It’s late, sorry.
I know that I have type 2 diabetes, and anxiety. Do the two go hand in hand? Yes.I left my class early today( yesterday,whatever.) I wanted to cry, but I didn’t. I asked to be excused because my sugar was high. Really freaked me out. I was diagnosed 5 years ago, I was a senior in high school, and a lot more awkward than I am now. You know what really sucks? when I was that 17 year old girl, I was starting to be okay with my wheelchair, but as we all know, life likes to drop really big shit on you at the worst times.
You know what else sucks? I’m still trying to figure this sickness out. I just recently found out that anxiety causes your blood sugar to rise, ever hear of flight or fight? So let me map this all out to you. I have anxiety and diabetes. When I’m extremely anxious( which happens every week), my sugar gets high. When my sugar gets high I get anxious. So who can see my dilemma?

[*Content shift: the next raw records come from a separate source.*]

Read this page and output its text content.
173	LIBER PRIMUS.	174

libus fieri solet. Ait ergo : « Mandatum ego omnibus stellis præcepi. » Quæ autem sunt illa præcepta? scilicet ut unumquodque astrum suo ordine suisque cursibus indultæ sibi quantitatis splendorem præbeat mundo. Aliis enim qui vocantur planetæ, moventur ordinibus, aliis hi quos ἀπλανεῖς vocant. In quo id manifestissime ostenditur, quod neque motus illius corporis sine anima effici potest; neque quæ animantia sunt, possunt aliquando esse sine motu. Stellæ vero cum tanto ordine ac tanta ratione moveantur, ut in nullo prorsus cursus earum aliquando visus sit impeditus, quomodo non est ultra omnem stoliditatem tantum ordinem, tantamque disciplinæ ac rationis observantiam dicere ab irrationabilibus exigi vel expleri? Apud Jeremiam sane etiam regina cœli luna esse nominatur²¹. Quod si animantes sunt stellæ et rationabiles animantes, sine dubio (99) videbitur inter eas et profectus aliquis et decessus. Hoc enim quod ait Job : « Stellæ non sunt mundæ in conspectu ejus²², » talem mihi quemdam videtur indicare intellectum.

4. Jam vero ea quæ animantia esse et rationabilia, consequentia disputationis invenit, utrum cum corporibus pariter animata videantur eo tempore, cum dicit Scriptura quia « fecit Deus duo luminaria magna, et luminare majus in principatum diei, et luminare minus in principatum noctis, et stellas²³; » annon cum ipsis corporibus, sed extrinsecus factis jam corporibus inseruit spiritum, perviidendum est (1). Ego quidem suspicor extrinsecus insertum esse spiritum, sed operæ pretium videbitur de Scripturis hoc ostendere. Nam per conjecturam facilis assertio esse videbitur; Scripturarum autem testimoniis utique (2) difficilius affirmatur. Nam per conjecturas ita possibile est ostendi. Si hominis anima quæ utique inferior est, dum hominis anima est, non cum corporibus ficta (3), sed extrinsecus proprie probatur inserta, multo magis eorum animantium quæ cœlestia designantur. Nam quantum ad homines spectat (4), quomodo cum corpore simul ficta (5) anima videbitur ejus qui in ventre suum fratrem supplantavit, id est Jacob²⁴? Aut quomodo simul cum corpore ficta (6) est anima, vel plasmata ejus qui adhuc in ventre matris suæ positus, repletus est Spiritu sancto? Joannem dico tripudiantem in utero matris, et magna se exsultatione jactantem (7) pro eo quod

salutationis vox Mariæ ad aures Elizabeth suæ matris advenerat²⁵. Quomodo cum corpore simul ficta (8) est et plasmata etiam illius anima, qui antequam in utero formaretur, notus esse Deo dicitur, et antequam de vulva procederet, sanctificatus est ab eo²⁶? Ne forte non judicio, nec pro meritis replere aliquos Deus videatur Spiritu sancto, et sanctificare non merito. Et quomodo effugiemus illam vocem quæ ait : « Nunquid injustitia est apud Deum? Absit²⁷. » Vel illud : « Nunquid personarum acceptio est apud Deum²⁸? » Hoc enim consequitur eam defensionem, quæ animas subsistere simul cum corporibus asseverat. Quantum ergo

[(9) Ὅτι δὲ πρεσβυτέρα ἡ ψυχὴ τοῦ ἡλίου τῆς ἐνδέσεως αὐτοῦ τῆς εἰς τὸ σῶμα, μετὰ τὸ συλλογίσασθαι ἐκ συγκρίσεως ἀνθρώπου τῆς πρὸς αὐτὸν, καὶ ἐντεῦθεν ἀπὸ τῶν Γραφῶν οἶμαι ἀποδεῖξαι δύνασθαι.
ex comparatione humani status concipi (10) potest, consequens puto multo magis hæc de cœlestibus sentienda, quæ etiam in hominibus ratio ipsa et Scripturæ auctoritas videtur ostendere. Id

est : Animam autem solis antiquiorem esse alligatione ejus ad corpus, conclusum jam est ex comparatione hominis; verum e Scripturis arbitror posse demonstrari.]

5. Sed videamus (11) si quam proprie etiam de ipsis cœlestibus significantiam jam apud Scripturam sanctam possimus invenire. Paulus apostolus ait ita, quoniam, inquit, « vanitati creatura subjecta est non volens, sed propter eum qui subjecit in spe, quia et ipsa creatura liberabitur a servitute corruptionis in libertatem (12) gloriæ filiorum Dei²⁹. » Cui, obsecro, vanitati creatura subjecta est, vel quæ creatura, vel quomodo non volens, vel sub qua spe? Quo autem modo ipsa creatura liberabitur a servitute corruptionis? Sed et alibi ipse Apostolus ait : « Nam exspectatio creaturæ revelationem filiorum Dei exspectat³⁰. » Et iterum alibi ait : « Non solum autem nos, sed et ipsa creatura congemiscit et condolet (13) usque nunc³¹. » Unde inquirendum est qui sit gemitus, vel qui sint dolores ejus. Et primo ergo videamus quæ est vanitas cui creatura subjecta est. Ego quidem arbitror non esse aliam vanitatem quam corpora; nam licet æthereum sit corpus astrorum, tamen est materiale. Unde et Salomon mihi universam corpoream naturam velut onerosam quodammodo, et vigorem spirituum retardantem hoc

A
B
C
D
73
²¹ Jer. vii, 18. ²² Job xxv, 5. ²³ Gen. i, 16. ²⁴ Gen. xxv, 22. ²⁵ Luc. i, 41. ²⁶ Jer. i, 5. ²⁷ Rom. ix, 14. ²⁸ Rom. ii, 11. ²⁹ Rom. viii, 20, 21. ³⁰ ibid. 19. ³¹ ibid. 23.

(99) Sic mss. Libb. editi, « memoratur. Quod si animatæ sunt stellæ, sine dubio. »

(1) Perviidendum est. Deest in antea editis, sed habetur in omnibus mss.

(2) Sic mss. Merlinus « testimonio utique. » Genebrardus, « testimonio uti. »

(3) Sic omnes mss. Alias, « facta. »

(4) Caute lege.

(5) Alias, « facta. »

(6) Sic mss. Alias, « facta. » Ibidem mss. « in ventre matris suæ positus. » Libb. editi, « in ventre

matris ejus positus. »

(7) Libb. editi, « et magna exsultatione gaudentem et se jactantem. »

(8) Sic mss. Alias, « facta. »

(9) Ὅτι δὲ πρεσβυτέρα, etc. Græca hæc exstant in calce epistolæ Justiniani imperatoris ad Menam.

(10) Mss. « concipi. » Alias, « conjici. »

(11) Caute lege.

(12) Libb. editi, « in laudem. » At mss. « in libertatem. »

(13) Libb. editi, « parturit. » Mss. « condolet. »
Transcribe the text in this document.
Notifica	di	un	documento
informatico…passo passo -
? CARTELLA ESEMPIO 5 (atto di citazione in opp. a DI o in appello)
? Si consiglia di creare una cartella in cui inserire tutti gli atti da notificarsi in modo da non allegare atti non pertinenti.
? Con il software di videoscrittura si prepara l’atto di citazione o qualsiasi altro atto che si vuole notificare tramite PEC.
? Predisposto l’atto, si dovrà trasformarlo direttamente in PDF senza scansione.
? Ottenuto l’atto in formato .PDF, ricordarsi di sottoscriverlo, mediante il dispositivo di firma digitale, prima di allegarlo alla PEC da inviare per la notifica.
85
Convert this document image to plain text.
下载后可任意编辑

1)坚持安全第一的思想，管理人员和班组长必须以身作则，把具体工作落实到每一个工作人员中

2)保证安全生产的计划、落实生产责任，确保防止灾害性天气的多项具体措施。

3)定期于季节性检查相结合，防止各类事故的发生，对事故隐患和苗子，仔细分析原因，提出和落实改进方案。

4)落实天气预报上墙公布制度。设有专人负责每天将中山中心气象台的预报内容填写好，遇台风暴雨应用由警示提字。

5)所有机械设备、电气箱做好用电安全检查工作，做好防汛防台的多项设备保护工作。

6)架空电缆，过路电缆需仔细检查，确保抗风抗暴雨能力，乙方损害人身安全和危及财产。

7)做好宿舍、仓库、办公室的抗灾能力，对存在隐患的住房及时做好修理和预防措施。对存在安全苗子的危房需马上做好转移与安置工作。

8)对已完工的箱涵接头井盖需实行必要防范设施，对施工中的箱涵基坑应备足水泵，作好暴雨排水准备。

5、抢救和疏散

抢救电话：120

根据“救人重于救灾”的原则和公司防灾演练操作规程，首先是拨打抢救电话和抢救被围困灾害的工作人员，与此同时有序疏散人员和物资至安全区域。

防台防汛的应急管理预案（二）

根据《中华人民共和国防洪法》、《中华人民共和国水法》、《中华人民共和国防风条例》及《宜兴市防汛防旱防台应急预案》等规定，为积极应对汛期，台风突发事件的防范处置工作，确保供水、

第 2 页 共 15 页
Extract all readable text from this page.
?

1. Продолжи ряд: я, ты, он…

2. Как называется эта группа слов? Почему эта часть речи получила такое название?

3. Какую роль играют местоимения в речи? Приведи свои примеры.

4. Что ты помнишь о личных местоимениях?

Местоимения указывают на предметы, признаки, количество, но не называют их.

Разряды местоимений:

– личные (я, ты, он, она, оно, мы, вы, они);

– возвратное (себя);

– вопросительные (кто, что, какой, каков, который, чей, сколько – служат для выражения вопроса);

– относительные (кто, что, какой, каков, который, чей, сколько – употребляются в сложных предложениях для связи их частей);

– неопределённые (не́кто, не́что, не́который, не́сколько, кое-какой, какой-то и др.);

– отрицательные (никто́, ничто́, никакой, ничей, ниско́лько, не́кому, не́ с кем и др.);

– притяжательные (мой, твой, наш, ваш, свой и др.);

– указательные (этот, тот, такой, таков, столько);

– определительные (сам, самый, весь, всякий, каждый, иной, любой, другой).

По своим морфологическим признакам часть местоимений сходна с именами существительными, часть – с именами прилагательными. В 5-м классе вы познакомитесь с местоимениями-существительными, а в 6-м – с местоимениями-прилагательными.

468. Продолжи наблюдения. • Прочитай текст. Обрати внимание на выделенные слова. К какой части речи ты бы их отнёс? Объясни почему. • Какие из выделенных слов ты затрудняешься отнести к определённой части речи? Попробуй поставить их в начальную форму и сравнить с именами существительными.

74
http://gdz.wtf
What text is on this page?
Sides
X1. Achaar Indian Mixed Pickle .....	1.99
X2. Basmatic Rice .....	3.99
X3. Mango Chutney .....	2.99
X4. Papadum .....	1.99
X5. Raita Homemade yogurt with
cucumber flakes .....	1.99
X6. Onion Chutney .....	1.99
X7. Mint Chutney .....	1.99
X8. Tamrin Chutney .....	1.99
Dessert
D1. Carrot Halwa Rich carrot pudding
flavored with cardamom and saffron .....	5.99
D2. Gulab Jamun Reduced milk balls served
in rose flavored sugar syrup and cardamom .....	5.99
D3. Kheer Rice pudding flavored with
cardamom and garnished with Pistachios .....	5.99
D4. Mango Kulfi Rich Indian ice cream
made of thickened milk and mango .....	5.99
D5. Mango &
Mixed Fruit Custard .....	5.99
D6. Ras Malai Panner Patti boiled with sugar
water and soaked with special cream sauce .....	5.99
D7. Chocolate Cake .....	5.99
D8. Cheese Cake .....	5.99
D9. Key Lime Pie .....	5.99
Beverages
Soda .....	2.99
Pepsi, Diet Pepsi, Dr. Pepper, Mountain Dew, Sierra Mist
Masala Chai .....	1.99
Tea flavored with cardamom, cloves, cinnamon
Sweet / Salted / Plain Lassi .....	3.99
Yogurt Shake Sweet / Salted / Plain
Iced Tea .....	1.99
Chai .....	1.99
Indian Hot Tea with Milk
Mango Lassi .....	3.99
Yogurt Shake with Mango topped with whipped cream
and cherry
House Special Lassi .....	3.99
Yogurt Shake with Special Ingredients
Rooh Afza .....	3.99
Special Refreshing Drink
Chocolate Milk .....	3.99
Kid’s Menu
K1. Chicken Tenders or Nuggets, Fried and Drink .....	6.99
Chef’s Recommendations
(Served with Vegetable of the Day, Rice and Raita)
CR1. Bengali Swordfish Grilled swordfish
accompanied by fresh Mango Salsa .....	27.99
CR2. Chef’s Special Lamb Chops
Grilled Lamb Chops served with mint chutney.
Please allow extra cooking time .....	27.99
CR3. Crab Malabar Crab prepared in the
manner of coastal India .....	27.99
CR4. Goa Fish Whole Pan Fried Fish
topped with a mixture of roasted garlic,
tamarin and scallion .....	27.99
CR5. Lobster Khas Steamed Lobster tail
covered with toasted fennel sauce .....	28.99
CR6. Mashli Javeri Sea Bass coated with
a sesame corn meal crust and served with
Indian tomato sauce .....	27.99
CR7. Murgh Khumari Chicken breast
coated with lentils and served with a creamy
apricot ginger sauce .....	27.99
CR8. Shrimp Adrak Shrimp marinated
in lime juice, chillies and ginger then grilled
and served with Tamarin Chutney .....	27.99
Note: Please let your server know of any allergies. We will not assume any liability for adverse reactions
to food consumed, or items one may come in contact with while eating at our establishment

Last year, the day before Halloween I got really sick, something called diabetic ketoacidosis. It’s hard to explain, but what happens is that your sugar gets high, and your body gets confused. It thinks it’s helping you, but it’s seriously hurting you. It hurt me so bad I was in the ICU for a week, and another few days in general population. It sucked, and cried a lot. I still cry a lot. It’s going to be a year soon, and I just want someone to hold me that day, to tell me I’m better now.A lot of people don’t get it. I feel alone sometimes, mostly because I don’t feel understood.
You know what helps me with that? Writing. I wrote a whole novel.But it’s gone, because my flash drive decided it wanted to end it’s job as a flash drive. It had one job. Everything is gone. My resume, my poetry, my novel.
Luckily I sent it out to a literary agent( my first choice) and got rejected. Do you know that me getting rejected by that literary agent was the best part of my week, probably life. I was so happy. He said that he considered my novel, but eventually decided to pass on it. This wasn’t an automatic email either! He wrote this,he meant it. This agent works with the best writers in the world, the best, and he read my manuscript (an assistant probably did, but let’s just say it was all him). I was so happy. I’m going to fix it, and rewrite the ending (because my flash drive SUCKS!)